Die Kommission für Umwelt, Raumplanung und Energie des Nationalrats kommt dem Ständerat bei den Altlasten im Umweltschutzgesetz mit einem Kompromiss entgegen. Sie will die Verwendung von verbautem Holz der schweizerischen CO2-Bilanz anrechnen lassen. Um die Begriffe und Messweisen im Bauwesen zu harmonisieren, will sie selber legiferieren.

Parlamentarische Initiative Baumberger. Altlasten. Untersuchungskosten (98.451). Differenzen

In der Differenzbereinigung legte eine Subkommission unter dem Präsidenten Rechsteiner-Basel der Umweltkommission eine Anpassung des Artikels 32bbis vor, um den Bedenken des Ständerats Rechnung zu tragen. Dieser befürchtete, dass das Gemeinwesen die Ausfallkosten tragen muss, wenn der Grundstückinhaber aus irgendeinem Grund die Kosten für die Sanierung nicht begleichen kann. Der Artikel präzisiert neu in Absatz 1, dass nur die damit verbundenen notwendigen Arbeiten unter diese Bestimmung fallen, so dass möglichst wenig Aushub anfällt und die Kosten für den Verursacher minimiert werden. Die Bestimmung greift nur, wenn der Inhaber im Zeitpunkt des Erwerbs des Standorts von der Belastung und vom Ausmass der Kosten keine Kenntnis haben konnte.

In Absatz 2 wird festgelegt, dass der Inhaber den Kostenanteil der Verursacher trägt, die nicht ermittelt werden können oder zahlungsunfähig sind. Das Gemeinwesen hat keine Ausfallkosten zu tragen.

Die Umweltkommission stimmte diesen Anträgen einstimmig bei einer Enthaltung zu.

Motion Ständerat (Hess Hans). Holz verwenden, um die Kyoto-Ziele zu erreichen (04.3572)

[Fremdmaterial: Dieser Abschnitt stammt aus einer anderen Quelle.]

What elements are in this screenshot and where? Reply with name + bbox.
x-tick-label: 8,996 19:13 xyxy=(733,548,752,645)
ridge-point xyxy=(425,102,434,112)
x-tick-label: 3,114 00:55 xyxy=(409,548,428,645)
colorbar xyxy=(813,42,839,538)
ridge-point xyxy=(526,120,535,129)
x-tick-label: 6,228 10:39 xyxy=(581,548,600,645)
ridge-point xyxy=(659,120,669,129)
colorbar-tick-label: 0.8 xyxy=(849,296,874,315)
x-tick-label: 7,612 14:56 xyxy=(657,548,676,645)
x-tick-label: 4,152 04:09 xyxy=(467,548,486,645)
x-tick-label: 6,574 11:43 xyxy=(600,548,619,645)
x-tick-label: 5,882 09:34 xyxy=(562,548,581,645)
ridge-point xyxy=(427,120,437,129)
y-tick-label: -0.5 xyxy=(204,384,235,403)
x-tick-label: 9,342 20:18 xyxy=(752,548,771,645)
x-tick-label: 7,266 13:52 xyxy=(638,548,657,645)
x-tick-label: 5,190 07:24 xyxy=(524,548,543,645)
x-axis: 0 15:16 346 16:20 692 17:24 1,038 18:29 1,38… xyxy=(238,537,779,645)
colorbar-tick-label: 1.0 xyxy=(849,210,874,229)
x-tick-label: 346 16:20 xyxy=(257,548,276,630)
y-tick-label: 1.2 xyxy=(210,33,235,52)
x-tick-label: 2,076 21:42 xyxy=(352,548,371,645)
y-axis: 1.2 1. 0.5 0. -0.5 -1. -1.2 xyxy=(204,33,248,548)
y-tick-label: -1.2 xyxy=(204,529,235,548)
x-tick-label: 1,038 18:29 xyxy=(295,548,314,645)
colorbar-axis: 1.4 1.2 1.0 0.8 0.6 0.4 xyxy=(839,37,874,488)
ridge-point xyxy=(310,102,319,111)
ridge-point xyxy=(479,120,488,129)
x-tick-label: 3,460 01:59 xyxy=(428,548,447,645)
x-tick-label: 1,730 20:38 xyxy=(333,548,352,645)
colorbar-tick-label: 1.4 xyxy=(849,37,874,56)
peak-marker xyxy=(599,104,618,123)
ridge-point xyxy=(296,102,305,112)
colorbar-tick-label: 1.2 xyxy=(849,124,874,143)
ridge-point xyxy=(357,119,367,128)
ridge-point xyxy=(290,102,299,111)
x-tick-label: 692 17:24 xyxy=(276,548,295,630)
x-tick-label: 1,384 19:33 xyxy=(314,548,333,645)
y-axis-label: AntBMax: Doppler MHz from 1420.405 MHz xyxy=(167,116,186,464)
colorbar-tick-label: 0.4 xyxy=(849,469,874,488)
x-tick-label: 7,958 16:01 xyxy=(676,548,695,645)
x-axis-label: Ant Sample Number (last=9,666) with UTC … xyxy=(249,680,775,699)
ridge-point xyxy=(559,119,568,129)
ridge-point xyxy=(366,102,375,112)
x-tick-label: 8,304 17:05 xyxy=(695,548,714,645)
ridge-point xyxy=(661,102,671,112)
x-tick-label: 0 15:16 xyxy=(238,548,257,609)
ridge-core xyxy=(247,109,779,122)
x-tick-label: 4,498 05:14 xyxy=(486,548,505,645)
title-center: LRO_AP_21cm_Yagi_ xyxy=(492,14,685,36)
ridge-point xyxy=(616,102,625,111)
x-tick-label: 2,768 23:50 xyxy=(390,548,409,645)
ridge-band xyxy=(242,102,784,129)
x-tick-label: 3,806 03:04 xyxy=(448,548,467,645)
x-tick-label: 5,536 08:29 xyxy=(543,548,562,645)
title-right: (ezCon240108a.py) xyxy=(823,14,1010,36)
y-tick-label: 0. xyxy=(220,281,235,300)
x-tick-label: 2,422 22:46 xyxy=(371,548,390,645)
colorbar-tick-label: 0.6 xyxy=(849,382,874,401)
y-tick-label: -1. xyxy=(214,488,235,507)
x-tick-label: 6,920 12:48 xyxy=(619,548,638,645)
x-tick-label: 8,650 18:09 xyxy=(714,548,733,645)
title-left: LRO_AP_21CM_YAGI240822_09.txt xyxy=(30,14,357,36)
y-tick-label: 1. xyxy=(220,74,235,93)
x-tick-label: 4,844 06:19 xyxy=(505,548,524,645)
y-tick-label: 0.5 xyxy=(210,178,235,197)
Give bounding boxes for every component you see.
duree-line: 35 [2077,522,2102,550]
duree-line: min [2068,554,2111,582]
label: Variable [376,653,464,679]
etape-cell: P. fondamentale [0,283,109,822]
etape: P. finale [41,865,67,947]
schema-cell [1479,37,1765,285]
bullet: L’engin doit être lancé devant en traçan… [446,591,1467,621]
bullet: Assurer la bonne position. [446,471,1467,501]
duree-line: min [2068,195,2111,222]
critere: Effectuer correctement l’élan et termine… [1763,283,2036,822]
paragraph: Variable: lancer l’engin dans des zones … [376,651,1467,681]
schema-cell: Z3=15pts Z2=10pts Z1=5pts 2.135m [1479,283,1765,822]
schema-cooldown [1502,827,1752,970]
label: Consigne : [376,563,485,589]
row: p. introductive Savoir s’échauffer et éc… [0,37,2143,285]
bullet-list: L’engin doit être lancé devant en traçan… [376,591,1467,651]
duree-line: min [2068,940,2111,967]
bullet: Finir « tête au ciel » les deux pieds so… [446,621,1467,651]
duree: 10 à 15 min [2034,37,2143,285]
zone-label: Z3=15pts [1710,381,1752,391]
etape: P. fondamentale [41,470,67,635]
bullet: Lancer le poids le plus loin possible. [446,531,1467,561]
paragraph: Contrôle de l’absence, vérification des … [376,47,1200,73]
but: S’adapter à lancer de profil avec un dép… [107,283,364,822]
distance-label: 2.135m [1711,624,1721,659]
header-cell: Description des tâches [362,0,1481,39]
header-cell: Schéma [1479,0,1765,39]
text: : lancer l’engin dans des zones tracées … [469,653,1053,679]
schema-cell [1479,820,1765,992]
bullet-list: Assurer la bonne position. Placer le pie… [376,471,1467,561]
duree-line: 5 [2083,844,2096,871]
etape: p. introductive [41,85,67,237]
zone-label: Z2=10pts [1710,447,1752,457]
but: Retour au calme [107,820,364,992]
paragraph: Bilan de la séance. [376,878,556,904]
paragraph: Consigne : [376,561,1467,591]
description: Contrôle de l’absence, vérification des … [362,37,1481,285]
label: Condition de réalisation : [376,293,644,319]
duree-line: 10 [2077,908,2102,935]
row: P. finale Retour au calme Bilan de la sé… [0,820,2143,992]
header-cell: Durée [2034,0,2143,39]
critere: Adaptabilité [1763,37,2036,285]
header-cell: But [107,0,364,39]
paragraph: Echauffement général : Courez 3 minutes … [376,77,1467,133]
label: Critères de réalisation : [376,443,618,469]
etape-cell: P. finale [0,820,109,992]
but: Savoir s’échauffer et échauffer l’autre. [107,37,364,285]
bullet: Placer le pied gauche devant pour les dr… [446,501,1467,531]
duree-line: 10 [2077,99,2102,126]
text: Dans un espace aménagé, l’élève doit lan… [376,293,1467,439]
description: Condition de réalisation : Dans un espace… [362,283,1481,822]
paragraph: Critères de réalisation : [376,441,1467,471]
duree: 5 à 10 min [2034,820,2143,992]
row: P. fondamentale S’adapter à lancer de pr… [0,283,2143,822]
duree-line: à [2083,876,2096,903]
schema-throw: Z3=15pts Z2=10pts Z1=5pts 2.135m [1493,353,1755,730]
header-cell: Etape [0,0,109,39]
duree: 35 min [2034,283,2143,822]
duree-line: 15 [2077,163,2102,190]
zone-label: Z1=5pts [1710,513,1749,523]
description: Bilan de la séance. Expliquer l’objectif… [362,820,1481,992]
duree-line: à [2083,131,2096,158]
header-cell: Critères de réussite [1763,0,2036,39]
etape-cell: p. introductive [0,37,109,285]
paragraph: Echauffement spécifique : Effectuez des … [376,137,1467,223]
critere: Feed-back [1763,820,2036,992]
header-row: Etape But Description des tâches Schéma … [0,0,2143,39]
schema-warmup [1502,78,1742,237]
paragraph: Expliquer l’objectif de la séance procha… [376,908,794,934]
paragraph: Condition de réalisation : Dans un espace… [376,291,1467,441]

Die Motion Hess vom 7. Oktober 2004 verlangt, dass sich der Bundesrat für eine Anrechnung des verbauten Holzes als CO2-Senke zu den vereinbarten Zielen des Kyoto-Protokolls einsetzt und in der Anwendung der CO2-Gesetzgebung dafür sorgt, dass dieses verbaute Holz in der CO2-Rechnung bilanzwirksam wird. Der Ständerat hat die Motion am 9. Dezember 2004 als Ganzes angenommen, nachdem der Bundesrat in seiner Stellungnahme den zweiten Teil der Motion abgelehnt hatte. Kritische Stimmen befürchten ein Unterwandern der ökologischen Ziele der CO2-Gesetzgebung durch das Anrechnen des Senkeeffekts des verbauten Holzes. Nach der Annahme des ersten Punktes der Motion mit 18 zu 1 Stimmen bei 1 Enthaltung, hat die Kommission auch den zweiten Punkt mit 11 zu 7 Stimmen bei 2 Enthaltungen gutgeheissen und beantragt damit dem Nationalrat die Motion zur Annahme.

Mit der parlamentarischen Initiative Müller Philipp. Begriffe und Messweisen in Bau- und Nutzungsvorschriften. Harmonisierung (04.456) behandelte die UREK einen Vorstoss, der zum Ziel hat, eine formelle Harmonisierung der Definition der Baubegriffe und Messweisen in den kantonalen Baugesetzen voranzutreiben, wobei der materielle Gehalt dieser Vorschriften jedoch Sache der Kantone und Gemeinden bleiben soll. Dies soll der Bund durch gesetzliche oder sogar verfassungsrechtliche Massnahmen erreichen. Der Bundesrat weist auf die breite Zustimmung der Kantone zur Ausarbeitung einer interkantonalen Vereinbarung hin. Die Konkordats-Lösung wird von der Schweizerischen Bau-, Planungs- und Umweltdirektorenkonferenz BPUK vorangetrieben. Die Kommission war sich über den angestrebten Regelungsbedarf einig; zur Diskussion stand, ob die parlamentarische Initiative oder eine Kommissionsmotion zweckmässiger ist. Mit 11 zu 4 Stimmen bei 1 Enthaltung entschied die Kommission, der parlamentarischen Initiative Folge zu geben.

Die Kommission tagte am 14., 15. und 16. Februar 2005 unter dem Vorsitz von Nationalrat Ruedi Lustenberger (C/LU) und in Anwesenheit von Bundesrat Moritz Leuenberger in Bern.